The $700 billion bailout plan is turning out to be a drop in the bucket compared to the full cost of the government’s attempts to rescue the failing financial sector. Forbes reports:
For all the fury over Treasury Secretary Henry Paulson’s $700 billion emergency economic relief fund, it seems downright puny when compared to the running total of the government’s response to the credit crisis.
According to CreditSights, a research firm in New York and London, the U.S. government has put itself on the hook for some $5 trillion, so far, in an attempt to arrest a collapse of the financial system.
Here’s what that total includes:
The estimate includes many of the various solutions cooked up by Paulson and his counterparts Ben Bernanke at the Federal Reserve and Sheila Bair at the Federal Deposit Insurance Corp., as the credit crisis continues to plague banks and the broader markets.
The Fed has taken on much of that total, including lending a cumulative $1 trillion in overnight or short-term loans since March to primary dealers through its emergency discount window and making a cumulative $1.8 trillion available through its term auction facility, a series of short-term transactions it began making available twice a month in January. It should be noted that a portion of the funds lent in these programs has been repaid and that the totals represent what has been made available.
The Fed also took on tens of billions in debt, including $29 billion in debt of Bear Stearns, and made $60 billion of credit available to American International Group (nyse: AIG – news – people ).

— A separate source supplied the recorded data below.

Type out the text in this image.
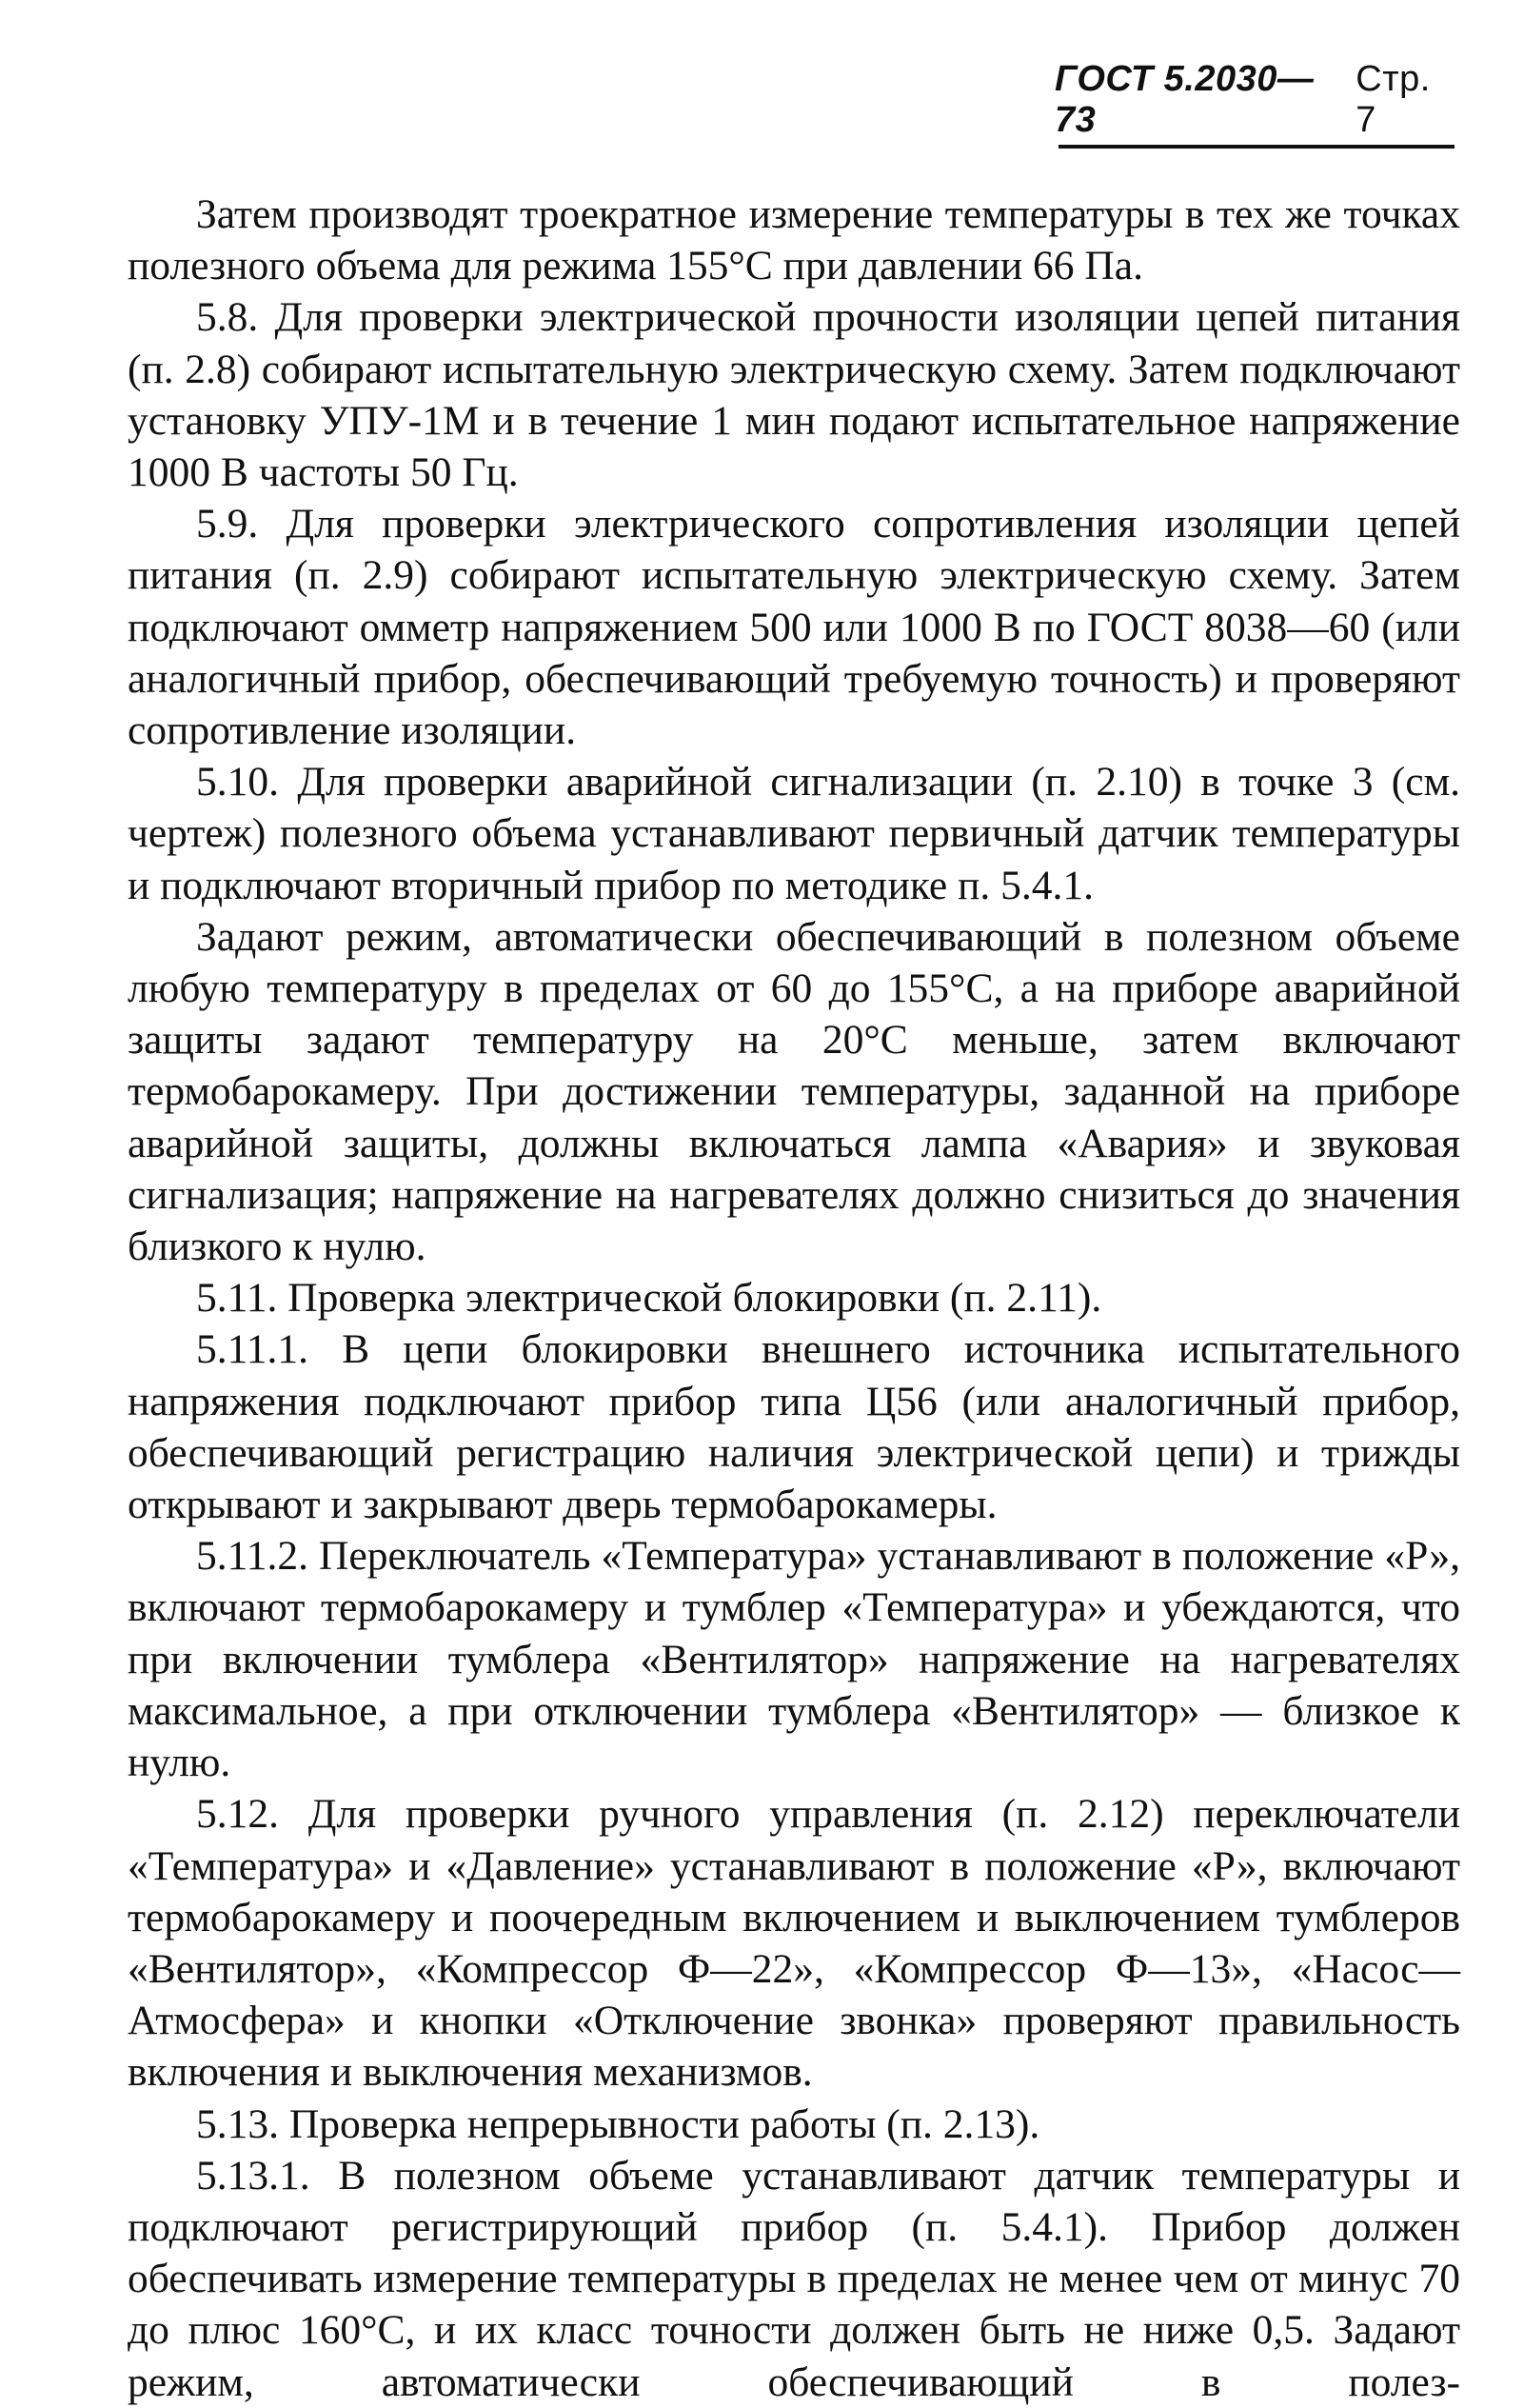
ГОСТ 5.2030—73
Стр. 7

Затем производят троекратное измерение температуры в тех же точках полезного объема для режима 155°С при давлении 66 Па.

5.8. Для проверки электрической прочности изоляции цепей питания (п. 2.8) собирают испытательную электрическую схему. Затем подключают установку УПУ-1М и в течение 1 мин подают испытательное напряжение 1000 В частоты 50 Гц.

5.9. Для проверки электрического сопротивления изоляции цепей питания (п. 2.9) собирают испытательную электрическую схему. Затем подключают омметр напряжением 500 или 1000 В по ГОСТ 8038—60 (или аналогичный прибор, обеспечивающий требуемую точность) и проверяют сопротивление изоляции.

5.10. Для проверки аварийной сигнализации (п. 2.10) в точке 3 (см. чертеж) полезного объема устанавливают первичный датчик температуры и подключают вторичный прибор по методике п. 5.4.1.

Задают режим, автоматически обеспечивающий в полезном объеме любую температуру в пределах от 60 до 155°С, а на приборе аварийной защиты задают температуру на 20°С меньше, затем включают термобарокамеру. При достижении температуры, заданной на приборе аварийной защиты, должны включаться лампа «Авария» и звуковая сигнализация; напряжение на нагревателях должно снизиться до значения близкого к нулю.

5.11. Проверка электрической блокировки (п. 2.11).

5.11.1. В цепи блокировки внешнего источника испытательного напряжения подключают прибор типа Ц56 (или аналогичный прибор, обеспечивающий регистрацию наличия электрической цепи) и трижды открывают и закрывают дверь термобарокамеры.

5.11.2. Переключатель «Температура» устанавливают в положение «Р», включают термобарокамеру и тумблер «Температура» и убеждаются, что при включении тумблера «Вентилятор» напряжение на нагревателях максимальное, а при отключении тумблера «Вентилятор» — близкое к нулю.

5.12. Для проверки ручного управления (п. 2.12) переключатели «Температура» и «Давление» устанавливают в положение «Р», включают термобарокамеру и поочередным включением и выключением тумблеров «Вентилятор», «Компрессор Ф—22», «Компрессор Ф—13», «Насос—Атмосфера» и кнопки «Отключение звонка» проверяют правильность включения и выключения механизмов.

5.13. Проверка непрерывности работы (п. 2.13).

5.13.1. В полезном объеме устанавливают датчик температуры и подключают регистрирующий прибор (п. 5.4.1). Прибор должен обеспечивать измерение температуры в пределах не менее чем от минус 70 до плюс 160°С, и их класс точности должен быть не ниже 0,5. Задают режим, автоматически обеспечивающий в полез-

It is committing $22.5 billion to set up a special purpose vehicle to manage some of AIG’s residential mortgage-backed securities, and it is financing $30 billion of a second fund to hold $70 billion of multi-sector collaterized debt obligations on which AIG wrote credit default swaps.
The Treasury, in addition to the $700 billion raised in the Emergency Economic Stabilization Act, agreed to guarantee money market funds against losses up to $50 billion, will inject $40 billion of capital into AIG and is backing the conservatorship of Fannie Mae (nyse: FNM – news – people ) and Freddie Mac (nyse: FRE – news – people ), to the tune of $200 billion.
The FDIC, meanwhile, is guaranteeing $1.5 trillion of senior unsecured bank debt.
Does the phrase “we’re screwed” ring a bell to anyone?